Была в этих стихах какая-то пророческая сила, какое-то предчувствие грядущих перемен, тем более удивительные, что И. С. Аксаков только что пережил очередное цензурное гонение. Была конфискована рукопись второго тома подготовленного им "Московского сборника", в котором должен был увидеть свет и рассказ Тургенева "Муму". Вслед за этим было получено высочайшее повеление: "Ивана Аксакова, Константина Аксакова, Ивана Киреевского, Алексея Хомякова и кн. Черкасского обязать подпискою, чтобы все сочинения свои представляли отныне для цензуры не в Московский цензурный комитет, а вГлавное управление цензуры , в Петербург. Сверх того, Ивана Аксакова лишить на будущее время права быть редактором какого бы то ни было издания". Казалось бы, такие санкции кого угодно могли повергнуть в апатию и уныние! Но И. С. Аксакова они только укрепили в правоте своих воззрений.

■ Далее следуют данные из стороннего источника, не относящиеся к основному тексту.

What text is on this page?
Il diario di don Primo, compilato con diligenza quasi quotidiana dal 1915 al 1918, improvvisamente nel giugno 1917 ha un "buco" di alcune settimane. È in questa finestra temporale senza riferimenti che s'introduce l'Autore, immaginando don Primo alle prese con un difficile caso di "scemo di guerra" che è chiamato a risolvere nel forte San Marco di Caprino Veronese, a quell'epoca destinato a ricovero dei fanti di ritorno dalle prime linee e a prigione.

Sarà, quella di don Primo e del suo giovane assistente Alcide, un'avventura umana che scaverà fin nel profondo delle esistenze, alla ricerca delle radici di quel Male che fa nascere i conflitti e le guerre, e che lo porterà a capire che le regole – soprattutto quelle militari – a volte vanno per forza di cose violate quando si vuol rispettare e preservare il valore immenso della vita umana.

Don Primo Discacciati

- Пора, пора нам переходить от слов к делу! - говорил Аксаков Тургеневу. - Довольно мы сибаритствовали. Уже нет сил русскому человеку выносить такое общественное устройство, где надо солгать, чтобы сказать правду, надо поступить беззаконно, чтобы поступить справедливо, надо пройти всю процедуру обманов и мерзостей, чтобы добиться необходимого, законного!
Разговор завязался вокруг событий разгоравшейся восточной войны, которые тревожили тогда всю Россию: в июле русские войска вступили в дунайские княжества Молдавию и Валахию, а 4 октября Турция объявила войну России. Иван Сергеевич Аксаков убеждал Тургенева, что, несмотря на те виды, которые возлагает на эту войну правительство Николая I, объективно она имеет великий смысл. Россия призвана быть освободительницей балканских славян, своих братьев по крови и культуре, от многовекового турецкого ига, так и не сумевшего подавить в наших родичах гордого стремления к свободе, национальной независимости. Но в разговоре с А. С. Тимашевым, возражая, что у нас плохое вооружение, Николай I решительно объявил, что у него численность войск будет такая, что он постоянно будет сильнее врагов, и поэтому нечего бояться. Не слишком ли это самонадеянно и бесчеловечно с его стороны? Турцию Англия и Франция снабжают современными нарезными штуцерами, дальнобойной артиллерией. А мы уповаем на численность войск?!
Нас ожидает страшная борьба! На их стороне искусство, наука, все материальные средства; на нашей - только правота дела и личное мужество войск; остального ничего нет!